Quant au deuxième lot, moins important que celui-ci, il était bien détenu par une Mme Belle Gentry. En 1972, cette part fut assignée au nom de la Sierra Acceptance Corporation, qui s’en débarrassa en la mettant en vente « à la pièce ». En y consacrant davantage de temps, il serait peut-être possible de retrouver trace de manipulations supplémentaires.

N’hésitez pas à faire appel à notre Service au cas où il pourrait encore vous être utile. Nous sommes à votre disposition.

Y. E. Reuther. Chef Comptable.


J’appelai Reuther pour le remercier et lui dire que j’avais les renseignements qui m’intéressaient.
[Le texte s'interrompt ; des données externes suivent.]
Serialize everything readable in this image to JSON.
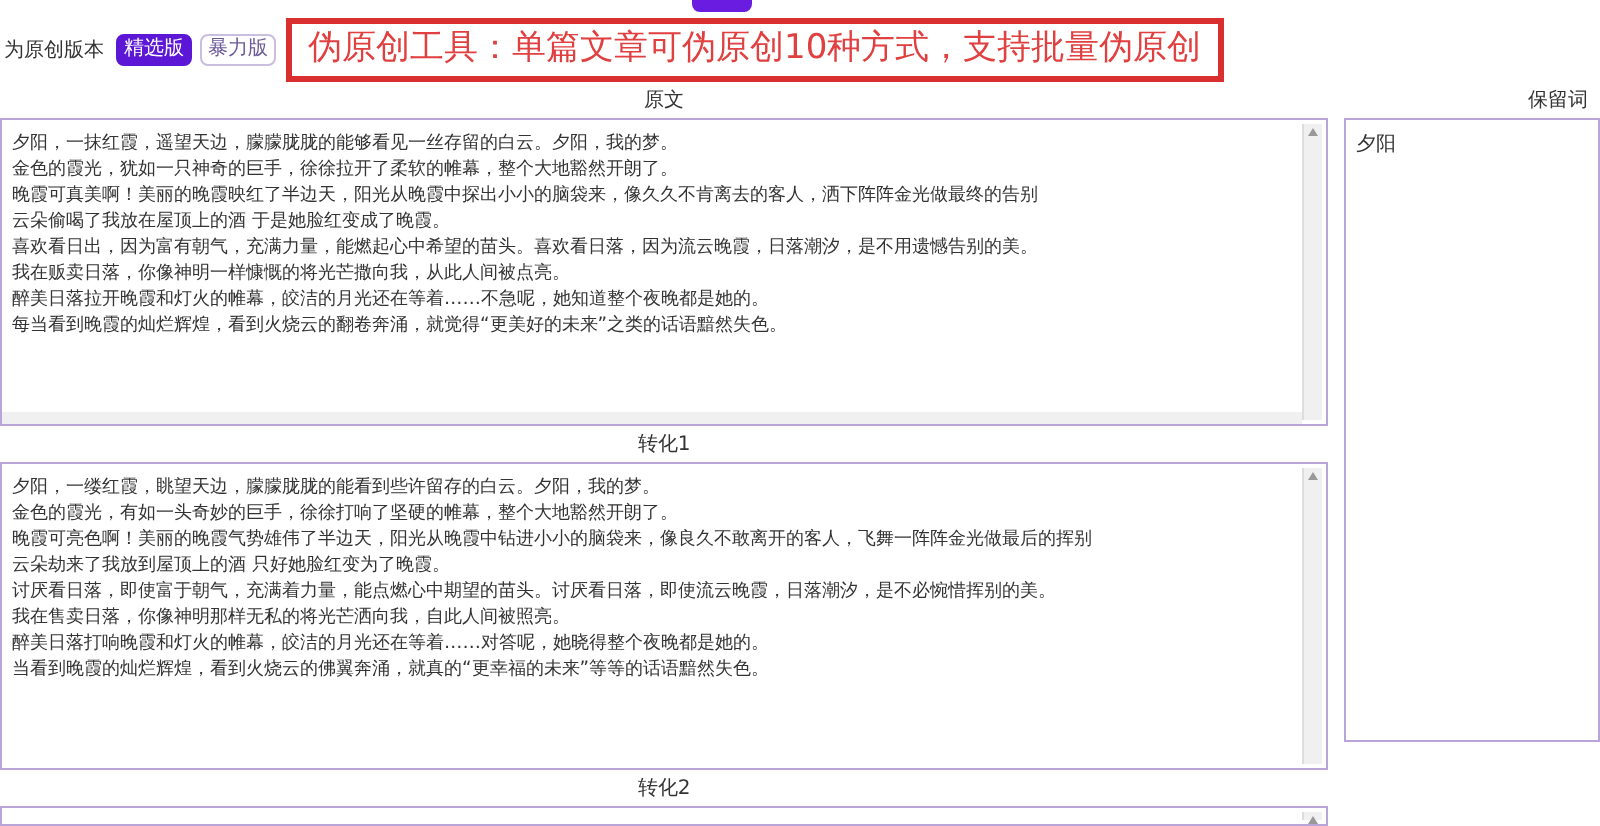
{
  "version_row": {
    "label": "为原创版本",
    "options": [
      {
        "label": "精选版",
        "selected": true
      },
      {
        "label": "暴力版",
        "selected": false
      }
    ]
  },
  "banner": "伪原创工具：单篇文章可伪原创10种方式，支持批量伪原创",
  "panels": [
    {
      "title": "原文",
      "lines": [
        "夕阳，一抹红霞，遥望天边，朦朦胧胧的能够看见一丝存留的白云。夕阳，我的梦。",
        "金色的霞光，犹如一只神奇的巨手，徐徐拉开了柔软的帷幕，整个大地豁然开朗了。",
        "晚霞可真美啊！美丽的晚霞映红了半边天，阳光从晚霞中探出小小的脑袋来，像久久不肯离去的客人，洒下阵阵金光做最终的告别",
        "云朵偷喝了我放在屋顶上的酒 于是她脸红变成了晚霞。",
        "喜欢看日出，因为富有朝气，充满力量，能燃起心中希望的苗头。喜欢看日落，因为流云晚霞，日落潮汐，是不用遗憾告别的美。",
        "我在贩卖日落，你像神明一样慷慨的将光芒撒向我，从此人间被点亮。",
        "醉美日落拉开晚霞和灯火的帷幕，皎洁的月光还在等着……不急呢，她知道整个夜晚都是她的。",
        "每当看到晚霞的灿烂辉煌，看到火烧云的翻卷奔涌，就觉得“更美好的未来”之类的话语黯然失色。"
      ]
    },
    {
      "title": "转化1",
      "lines": [
        "夕阳，一缕红霞，眺望天边，朦朦胧胧的能看到些许留存的白云。夕阳，我的梦。",
        "金色的霞光，有如一头奇妙的巨手，徐徐打响了坚硬的帷幕，整个大地豁然开朗了。",
        "晚霞可亮色啊！美丽的晚霞气势雄伟了半边天，阳光从晚霞中钻进小小的脑袋来，像良久不敢离开的客人，飞舞一阵阵金光做最后的挥别",
        "云朵劫来了我放到屋顶上的酒 只好她脸红变为了晚霞。",
        "讨厌看日落，即使富于朝气，充满着力量，能点燃心中期望的苗头。讨厌看日落，即使流云晚霞，日落潮汐，是不必惋惜挥别的美。",
        "我在售卖日落，你像神明那样无私的将光芒洒向我，自此人间被照亮。",
        "醉美日落打响晚霞和灯火的帷幕，皎洁的月光还在等着……对答呢，她晓得整个夜晚都是她的。",
        "当看到晚霞的灿烂辉煌，看到火烧云的佛翼奔涌，就真的“更幸福的未来”等等的话语黯然失色。"
      ]
    },
    {
      "title": "转化2"
    }
  ],
  "keywords": {
    "title": "保留词",
    "value": "夕阳"
  }
}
Mon projet initial, qui consistait à assigner mon avoir à la petite Ricky Gentry, avait donc manqué son but. Pour le moment il ne m’intéressait pas de retrouver la trace de ceux qui s’en étaient emparés ; j’avais la certitude que c’était soit Belle, soit des gens agissant pour elle. A cette époque elle projetait sans doute déjà de filouter Miles. A quoi bon la confronter avec ces histoires passées ? Le stock avait disparu et Belle était à sec.

Apparemment, elle s’était trouvée à court au moment de la mort de Miles et avait vendu une petite part des actions. Ce qui avait pu arriver à ces actions ne m’intéressait pas du moment qu’elles étaient sorties des mains de Belle. J’avais oublié de demander à Reuther de faire les mêmes recherches au sujet de la part de Miles… peut-être ces recherches me mèneraient-elles à Ricky bien qu’elle ne détînt pas la part en question. Mais la journée de vendredi était déjà avancée, je demanderais ce renseignement lundi.
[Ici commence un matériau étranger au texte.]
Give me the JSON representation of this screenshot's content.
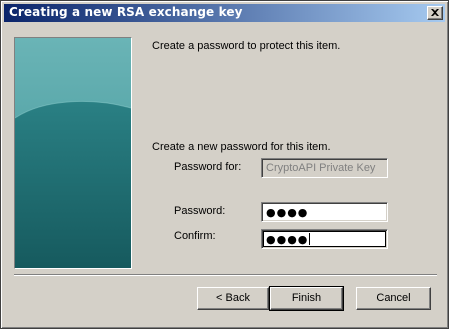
{
  "window": {
    "title": "Creating a new RSA exchange key"
  },
  "intro": {
    "text": "Create a password to protect this item."
  },
  "form": {
    "heading": "Create a new password for this item.",
    "password_for_label": "Password for:",
    "password_for_value": "CryptoAPI Private Key",
    "password_label": "Password:",
    "password_value": "●●●●",
    "confirm_label": "Confirm:",
    "confirm_value": "●●●●"
  },
  "buttons": {
    "back": "< Back",
    "finish": "Finish",
    "cancel": "Cancel"
  },
  "icons": {
    "close": "close-icon"
  },
  "colors": {
    "title_bar_start": "#0a246a",
    "title_bar_end": "#a6caf0",
    "dialog_face": "#d4d0c8",
    "graphic_teal": "#2a7f83"
  }
}
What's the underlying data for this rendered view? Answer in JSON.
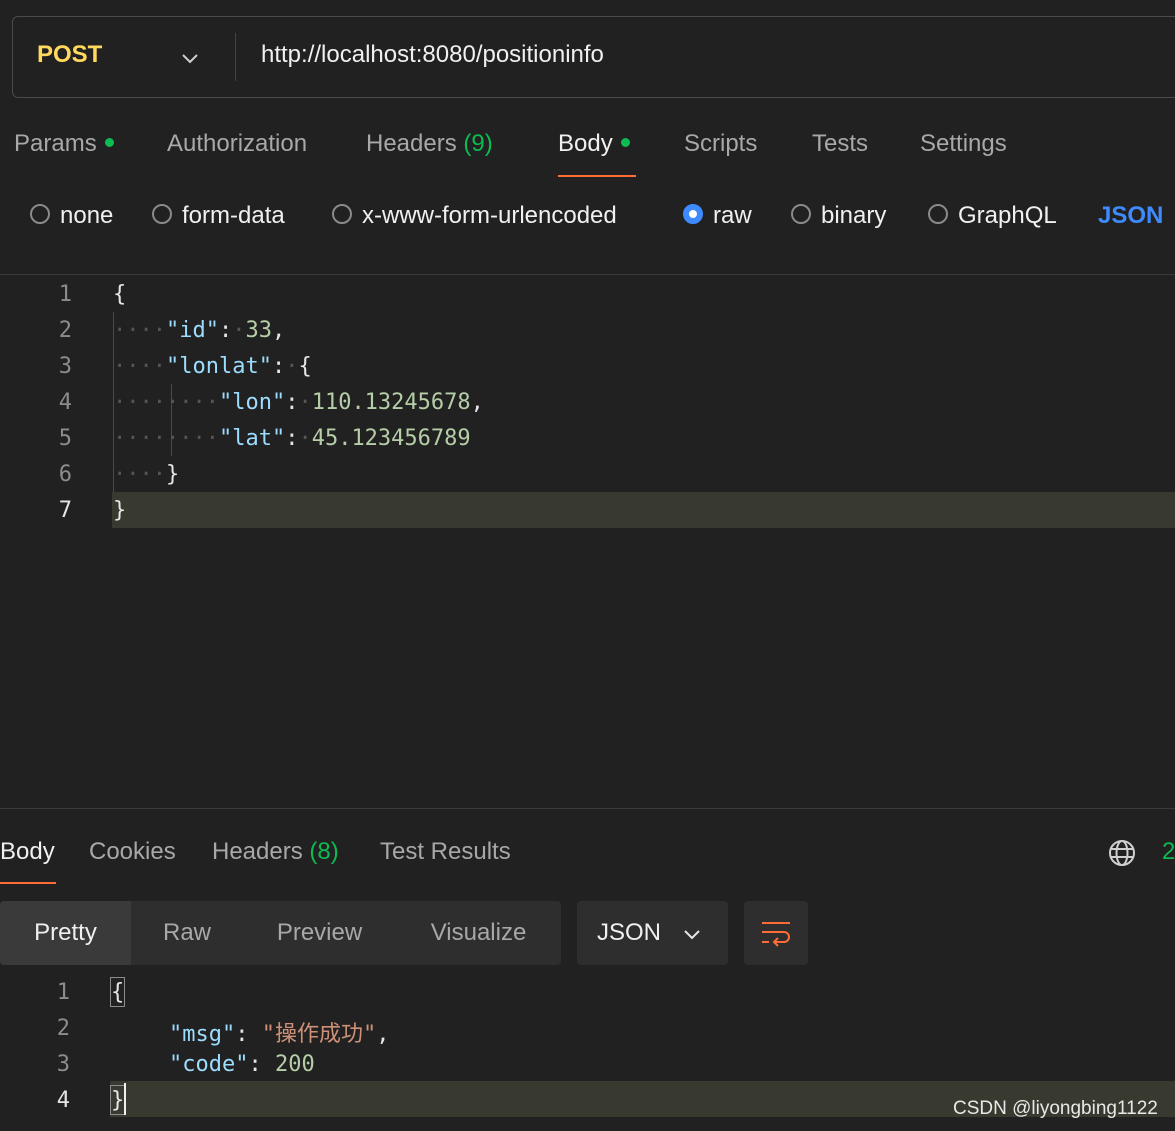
{
  "request": {
    "method": "POST",
    "url": "http://localhost:8080/positioninfo"
  },
  "request_tabs": [
    {
      "label": "Params",
      "dot": true
    },
    {
      "label": "Authorization"
    },
    {
      "label": "Headers",
      "count": "(9)"
    },
    {
      "label": "Body",
      "dot": true,
      "active": true
    },
    {
      "label": "Scripts"
    },
    {
      "label": "Tests"
    },
    {
      "label": "Settings"
    }
  ],
  "body_types": {
    "none": "none",
    "form_data": "form-data",
    "urlencoded": "x-www-form-urlencoded",
    "raw": "raw",
    "binary": "binary",
    "graphql": "GraphQL",
    "selected": "raw",
    "language": "JSON"
  },
  "request_body": {
    "line_numbers": [
      "1",
      "2",
      "3",
      "4",
      "5",
      "6",
      "7"
    ],
    "open_brace": "{",
    "close_brace": "}",
    "key_id": "\"id\"",
    "val_id": "33",
    "key_lonlat": "\"lonlat\"",
    "key_lon": "\"lon\"",
    "val_lon": "110.13245678",
    "key_lat": "\"lat\"",
    "val_lat": "45.123456789"
  },
  "response_tabs": [
    {
      "label": "Body",
      "active": true
    },
    {
      "label": "Cookies"
    },
    {
      "label": "Headers",
      "count": "(8)"
    },
    {
      "label": "Test Results"
    }
  ],
  "status_partial": "2",
  "view_modes": [
    "Pretty",
    "Raw",
    "Preview",
    "Visualize"
  ],
  "response_format": "JSON",
  "response_body": {
    "line_numbers": [
      "1",
      "2",
      "3",
      "4"
    ],
    "open_brace": "{",
    "close_brace": "}",
    "key_msg": "\"msg\"",
    "val_msg": "\"操作成功\"",
    "key_code": "\"code\"",
    "val_code": "200"
  },
  "watermark": "CSDN @liyongbing1122",
  "colors": {
    "method": "#ffd85e",
    "accent": "#ff6c37",
    "selected_radio": "#3d8bff",
    "dot": "#0cbb52"
  }
}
Je voulais, à présent, ouvrir la grosse enveloppe, car j’avais vu l’adresse de l’expéditeur.

J’avais, début mars, écrit au Bureau des Brevets, au sujet des Brevets d’origine du Robot U 1 et de la machine à dessiner Aladin. Ma première conviction que le robot en question pût dériver de mon propre Robot-à-tout-faire avait été ébranlée par mon expérience avec la machine à dessiner. Il me paraissait plausible que le génie ayant conçu un travail si proche du mien, au point de me troubler, ait pu se trouver une deuxième fois dans une situation analogue pour le Robot U 1. Cette théorie se trouva confirmée par le fait que les deux brevets dataient de la même année et avaient été détenus à l’époque par Aladin.

Il me fallait cependant savoir. Si cet inventeur était encore en vie, il me fallait le rencontrer. Il pourrait me renseigner sur quelques points précis.

J’avais donc écrit une première fois au Bureau des Brevets. Pour toute réponse je reçus un formulaire imprimé m’informant que les brevets venus à expiration étaient détenus par les Archives nationales. J’écrivis donc aux Archives et reçus un deuxième formulaire imprimé m’indiquant une série de tarifs. J’expédiai alors un chèque postal pour obtenir tous renseignements sur les deux brevets, descriptions, droits et plans.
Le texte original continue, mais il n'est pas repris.